[photopress:mba_online_courses.jpg,full,alignright]In the past few years, educational material, from handwritten lecture notes to whole courses, has been made available online, free for anyone who wants it.
The movement started in the late 1990s, inspired in part by the ‘open source’ software movement, based on the notion computer programs should be free.
In 2001 MIT (Massachusetts Institute of Technology) became the first university to offer course material free online.
Its OpenCourseWare project now offers lecture notes, exams and other resources from more than 1,800 courses spanning the institutes’ entire curriculum.
According to its Web site the material has been accessed by 40 million visitors from nearly every country, with visitors averaging a million a month. Nearly half — 49% – are self-learners; a little more than a third are students; and 16% are educators. Not all the material is academic. The illustration is from a course looking at television wrestling as a phenomenon.
More than 150 universities are linked in a network in China.
In April, Dalian will host the twice-yearly session of the OpenCourseWare consortium, which gathers more than 100 higher-education institutions from Australia to Venezuela.
Despite the massive potential some problems remain. Richard Wyles, whose Flexible Learning Network is working on a national e-learning network in New Zealand, said, ‘With open-source software, quality increases as lines of code get fine-tuned and replaced,’ he says. ‘With content, that happens far less often. Instead, it increases without any real quality control.’

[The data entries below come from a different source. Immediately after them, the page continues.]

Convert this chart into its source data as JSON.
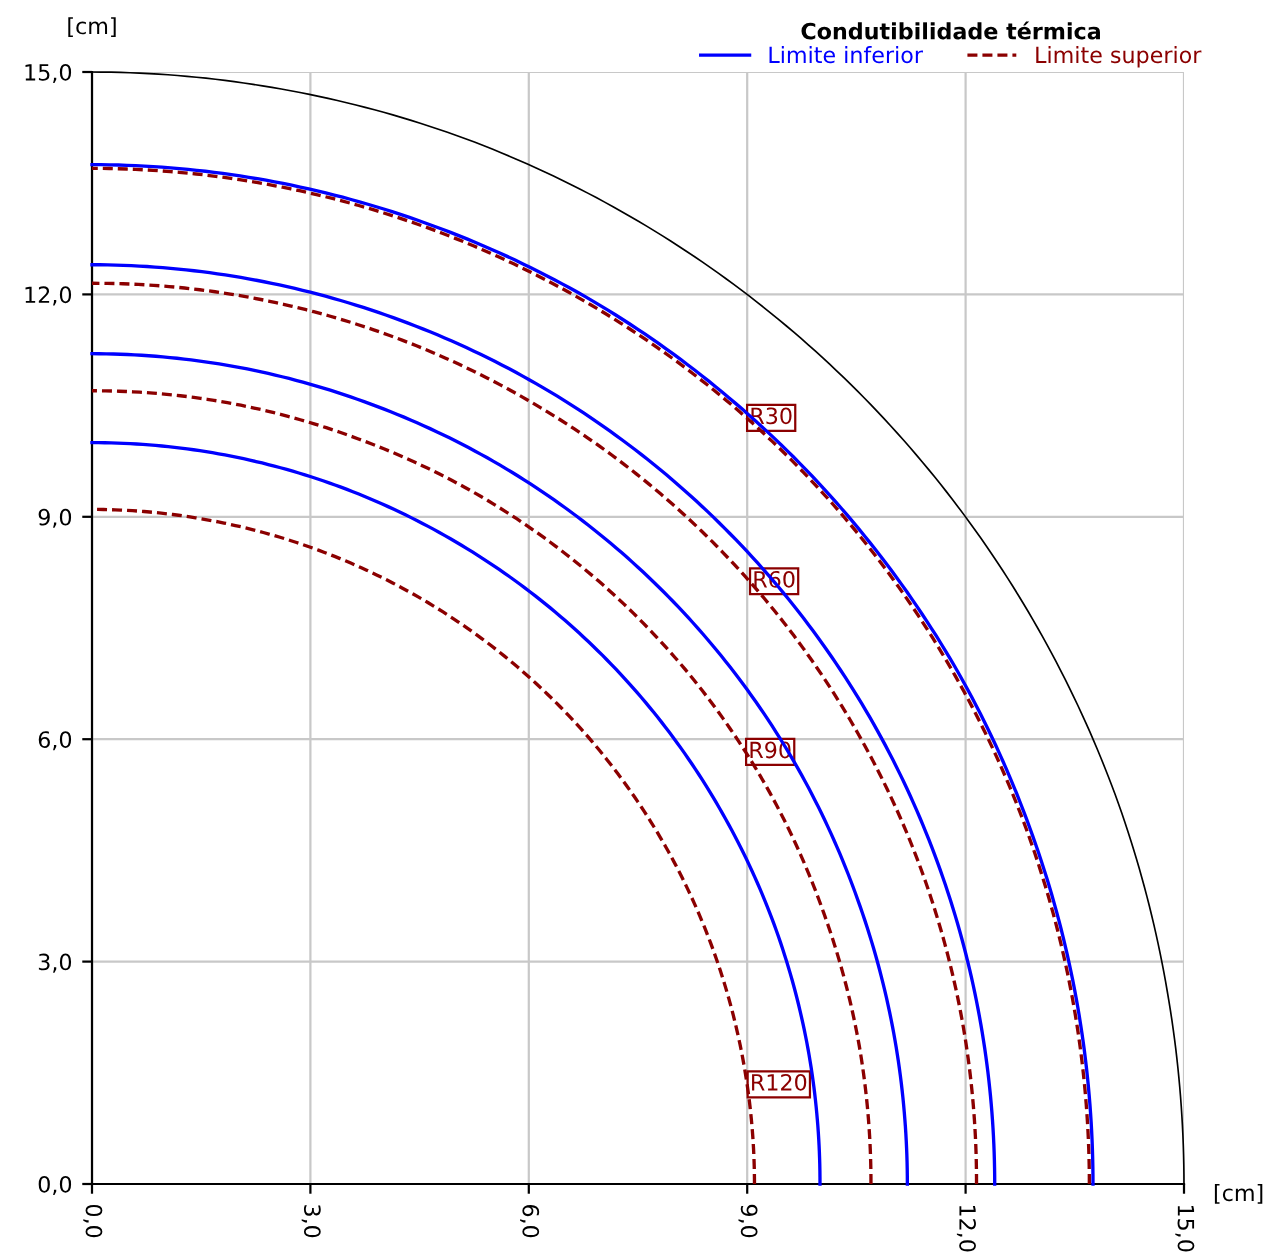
{
  "chart_data": {
    "type": "line",
    "legend_title": "Condutibilidade térmica",
    "xlabel": "[cm]",
    "ylabel": "[cm]",
    "xlim": [
      0,
      15
    ],
    "ylim": [
      0,
      15
    ],
    "xticks": [
      {
        "value": 0,
        "label": "0,0"
      },
      {
        "value": 3,
        "label": "3,0"
      },
      {
        "value": 6,
        "label": "6,0"
      },
      {
        "value": 9,
        "label": "9,0"
      },
      {
        "value": 12,
        "label": "12,0"
      },
      {
        "value": 15,
        "label": "15,0"
      }
    ],
    "yticks": [
      {
        "value": 0,
        "label": "0,0"
      },
      {
        "value": 3,
        "label": "3,0"
      },
      {
        "value": 6,
        "label": "6,0"
      },
      {
        "value": 9,
        "label": "9,0"
      },
      {
        "value": 12,
        "label": "12,0"
      },
      {
        "value": 15,
        "label": "15,0"
      }
    ],
    "grid": true,
    "legend": "top right",
    "marker": "none",
    "series": [
      {
        "color": "#000000",
        "line_style": "solid",
        "x": [
          15,
          14.77,
          14.1,
          12.99,
          11.49,
          9.64,
          7.5,
          5.13,
          2.6,
          0
        ],
        "values": [
          0,
          2.6,
          5.13,
          7.5,
          9.64,
          11.49,
          12.99,
          14.1,
          14.77,
          15
        ]
      },
      {
        "name": "Limite inferior",
        "color": "#0000ff",
        "line_style": "solid",
        "x": [
          13.75,
          13.54,
          12.92,
          11.91,
          10.53,
          8.84,
          6.88,
          4.7,
          2.39,
          0
        ],
        "values": [
          0,
          2.39,
          4.7,
          6.88,
          8.84,
          10.53,
          11.91,
          12.92,
          13.54,
          13.75
        ]
      },
      {
        "color": "#0000ff",
        "line_style": "solid",
        "x": [
          12.4,
          12.21,
          11.65,
          10.74,
          9.5,
          7.97,
          6.2,
          4.24,
          2.15,
          0
        ],
        "values": [
          0,
          2.15,
          4.24,
          6.2,
          7.97,
          9.5,
          10.74,
          11.65,
          12.21,
          12.4
        ]
      },
      {
        "color": "#0000ff",
        "line_style": "solid",
        "x": [
          11.2,
          11.03,
          10.52,
          9.7,
          8.58,
          7.2,
          5.6,
          3.83,
          1.94,
          0
        ],
        "values": [
          0,
          1.94,
          3.83,
          5.6,
          7.2,
          8.58,
          9.7,
          10.52,
          11.03,
          11.2
        ]
      },
      {
        "color": "#0000ff",
        "line_style": "solid",
        "x": [
          10,
          9.85,
          9.4,
          8.66,
          7.66,
          6.43,
          5,
          3.42,
          1.74,
          0
        ],
        "values": [
          0,
          1.74,
          3.42,
          5,
          6.43,
          7.66,
          8.66,
          9.4,
          9.85,
          10
        ]
      },
      {
        "name": "Limite superior",
        "color": "#8b0000",
        "line_style": "dashed",
        "x": [
          13.7,
          13.49,
          12.87,
          11.86,
          10.49,
          8.81,
          6.85,
          4.69,
          2.38,
          0
        ],
        "values": [
          0,
          2.38,
          4.69,
          6.85,
          8.81,
          10.49,
          11.86,
          12.87,
          13.49,
          13.7
        ]
      },
      {
        "color": "#8b0000",
        "line_style": "dashed",
        "x": [
          12.15,
          11.97,
          11.42,
          10.52,
          9.31,
          7.81,
          6.08,
          4.16,
          2.11,
          0
        ],
        "values": [
          0,
          2.11,
          4.16,
          6.08,
          7.81,
          9.31,
          10.52,
          11.42,
          11.97,
          12.15
        ]
      },
      {
        "color": "#8b0000",
        "line_style": "dashed",
        "x": [
          10.7,
          10.54,
          10.05,
          9.27,
          8.2,
          6.88,
          5.35,
          3.66,
          1.86,
          0
        ],
        "values": [
          0,
          1.86,
          3.66,
          5.35,
          6.88,
          8.2,
          9.27,
          10.05,
          10.54,
          10.7
        ]
      },
      {
        "color": "#8b0000",
        "line_style": "dashed",
        "x": [
          9.1,
          8.96,
          8.55,
          7.88,
          6.97,
          5.85,
          4.55,
          3.11,
          1.58,
          0
        ],
        "values": [
          0,
          1.58,
          3.11,
          4.55,
          5.85,
          6.97,
          7.88,
          8.55,
          8.96,
          9.1
        ]
      }
    ],
    "annotations": [
      "R30",
      "R60",
      "R90",
      "R120"
    ]
  }
}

That is, after lecturers and teachers have submitted their notes and other course material so that others can access it, there is no built-in way to ensure this material isn’t inaccurate or outdated.
This is the same problem faced by Wikipedia and the answer is almost the same. Users have to adjust to the new reality. What you have is bulk which may not be refined on a continual basis. Part of the refinement process is up to the user. Amazing stuff. An university education (in English, Chinese and many other languages) available to anyone who has an Internet connection.